Klar ist die Hierarchie auf der linken Seite: SP-Nationalrätin Edith Graf-Litscher gilt als sicherer Wert im Bundeshaus, die Präsidentin der nationalrätlichen Verkehrskommission wird weiterhin im Zug nach Bern sitzen. Hinter ihr kann sich Nina Schläfli, die für die SP auch als Ständeratskandidatin antritt, für höhere Aufgaben empfehlen. Auf der Liste findet sich auch Turi Schallenberg, der als Kantonsratspräsident gerade noch der höchste Thurgauer war. Flankiert wird die SP-Liste von einer Liste SP 60+ und einer Juso-Liste. Der rote Nachwuchs tritt mit je drei Frauen und Männern an, auf den beiden anderen SP-Listen sind die Frauen in der Mehrheit.

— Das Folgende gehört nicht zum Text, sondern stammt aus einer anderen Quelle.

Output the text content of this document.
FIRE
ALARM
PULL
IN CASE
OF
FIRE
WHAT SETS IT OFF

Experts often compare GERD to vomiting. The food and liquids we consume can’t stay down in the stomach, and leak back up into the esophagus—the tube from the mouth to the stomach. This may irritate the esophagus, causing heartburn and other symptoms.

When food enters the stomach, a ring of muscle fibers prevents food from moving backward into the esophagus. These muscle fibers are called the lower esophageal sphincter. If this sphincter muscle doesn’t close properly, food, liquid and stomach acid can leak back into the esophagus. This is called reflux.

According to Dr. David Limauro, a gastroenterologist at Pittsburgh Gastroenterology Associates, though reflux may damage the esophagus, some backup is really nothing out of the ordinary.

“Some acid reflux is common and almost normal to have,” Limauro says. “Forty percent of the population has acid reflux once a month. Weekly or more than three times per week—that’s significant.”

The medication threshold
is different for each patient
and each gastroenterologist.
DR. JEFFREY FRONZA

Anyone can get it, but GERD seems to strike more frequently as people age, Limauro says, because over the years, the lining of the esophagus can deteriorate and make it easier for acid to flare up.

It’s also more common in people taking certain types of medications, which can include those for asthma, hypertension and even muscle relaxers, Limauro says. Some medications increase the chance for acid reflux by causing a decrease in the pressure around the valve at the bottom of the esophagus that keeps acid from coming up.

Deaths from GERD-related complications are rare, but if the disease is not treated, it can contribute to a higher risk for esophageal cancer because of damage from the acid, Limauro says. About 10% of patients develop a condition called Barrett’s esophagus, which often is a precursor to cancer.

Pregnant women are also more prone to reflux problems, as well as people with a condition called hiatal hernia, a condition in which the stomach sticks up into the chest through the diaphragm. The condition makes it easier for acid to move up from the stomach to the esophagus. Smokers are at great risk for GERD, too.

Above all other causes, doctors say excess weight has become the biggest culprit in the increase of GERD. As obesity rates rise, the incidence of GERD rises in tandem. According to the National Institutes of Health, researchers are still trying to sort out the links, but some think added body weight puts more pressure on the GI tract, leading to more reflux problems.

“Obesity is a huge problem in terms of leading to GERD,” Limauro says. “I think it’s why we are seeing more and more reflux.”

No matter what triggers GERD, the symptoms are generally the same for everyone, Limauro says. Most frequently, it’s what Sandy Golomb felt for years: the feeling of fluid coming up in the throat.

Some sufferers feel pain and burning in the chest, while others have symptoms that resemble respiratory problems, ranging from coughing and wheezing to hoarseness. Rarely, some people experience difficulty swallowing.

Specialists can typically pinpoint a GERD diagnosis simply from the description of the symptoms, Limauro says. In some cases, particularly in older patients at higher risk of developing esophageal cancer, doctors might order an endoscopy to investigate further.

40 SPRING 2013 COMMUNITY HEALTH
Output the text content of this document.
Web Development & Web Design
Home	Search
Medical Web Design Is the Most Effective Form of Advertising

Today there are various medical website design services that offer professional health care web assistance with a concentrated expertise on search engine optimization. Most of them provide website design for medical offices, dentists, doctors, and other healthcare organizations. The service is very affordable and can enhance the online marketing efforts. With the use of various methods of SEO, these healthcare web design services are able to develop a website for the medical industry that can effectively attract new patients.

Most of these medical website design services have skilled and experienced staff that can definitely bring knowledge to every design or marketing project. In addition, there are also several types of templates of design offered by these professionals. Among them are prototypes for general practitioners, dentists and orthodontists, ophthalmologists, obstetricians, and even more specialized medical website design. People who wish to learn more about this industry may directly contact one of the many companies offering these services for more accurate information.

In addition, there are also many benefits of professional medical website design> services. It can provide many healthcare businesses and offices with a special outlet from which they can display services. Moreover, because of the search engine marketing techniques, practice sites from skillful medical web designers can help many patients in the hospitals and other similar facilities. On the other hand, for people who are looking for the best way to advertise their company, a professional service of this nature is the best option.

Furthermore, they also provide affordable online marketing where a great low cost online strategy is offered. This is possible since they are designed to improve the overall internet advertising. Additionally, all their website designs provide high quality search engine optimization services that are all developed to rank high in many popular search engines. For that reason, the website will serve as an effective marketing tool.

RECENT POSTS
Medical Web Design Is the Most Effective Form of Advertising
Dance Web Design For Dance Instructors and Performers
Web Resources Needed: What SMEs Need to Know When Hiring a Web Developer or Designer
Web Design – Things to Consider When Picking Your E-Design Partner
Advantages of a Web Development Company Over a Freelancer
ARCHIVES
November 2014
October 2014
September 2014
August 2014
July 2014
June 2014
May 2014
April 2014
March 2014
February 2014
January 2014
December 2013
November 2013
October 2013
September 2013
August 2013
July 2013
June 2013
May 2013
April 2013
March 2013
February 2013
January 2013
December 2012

Die Grünen hoffen auf die Gunst der Stunde, denn um ein Nationalratsmandat zu erobern, müssen sie vor allem die zuletzt vor ihnen liegenden Grünliberalen überholen. Auf der Liste mit Parteipräsident, Ständeratskandidat und Kantonsrat Jürg Egger an der Spitze finden sich drei weitere Kantonsräte. Dazu kommen je eine Liste mit Jungen Grünen und Grünen Panthern. Die Liste der Grünliberalen wird von Kantonsrat Ueli Fisch angeführt, er tritt auch für den Ständerat an. Hinter ihm kandidiert unter anderem Thomas Böhni, der 2011 bis 2015 für die Thurgauer GLP im Nationalrat sass. Frauen besetzen zwei der sechs Linien. Neben der Hauptliste möchte die GLP mit einer Liste der Jungpartei und einer Liste «GLP engagiert» Stimmen sammeln.
Prognose
Es ist gut möglich, dass 2019 eine Sitzverschiebung ausbleibt und das Thurgauer Sextett im Nationalrat für die nächsten vier Jahre dieselben Farben trägt wie jetzt. Es braucht aber nicht viel, damit es anders kommt. Die neue Listenverbindung CVP-BDP-EVP wäre 2015 auf 19,2 Prozent der Stimmen gekommen, SVP-FDP-EDU auf 56,3 Prozent, und SP-GPGLP auf 24,3 Prozent. Auch bei leichten Gewinnen oder Verlusten ist der CVP-Sitz von Christian Lohr ungefährdet, SVP-FDP aber werden sich mit drei der sechs Sitze begnügen müssen. Davon fällt einer FDP-Mann Hansjörg Brunner zu, weshalb die SVP neben Verena Herzog und Diana Gutjahr keinen dritten Vertreter nach Bern schicken wird. Dieser Sitz wechselt ins links-grüne Lager, SP-GP-GLP kommen auf zwei Mandate. Klar ist der Sitz der SP mit Edith Graf-Litscher. Von den beiden Junior-Partnern dürften die Grünliberalen erneut besser abschneiden als die Grünen, womit Ueli Fisch neuer Nationalrat wird.
Ergebnis:
Die SVP verliert den dritten Sitz, die GLP gewinnt einen Sitz. Gewählt werden Verena Herzog (SVP, bisher), Diana Gutjahr (SVP, bisher), Hansjörg Brunner (FDP, bisher), Christian Lohr (CVP, bisher), Edith Graf-Litscher (SP, bisher) und Ueli Fisch (GLP).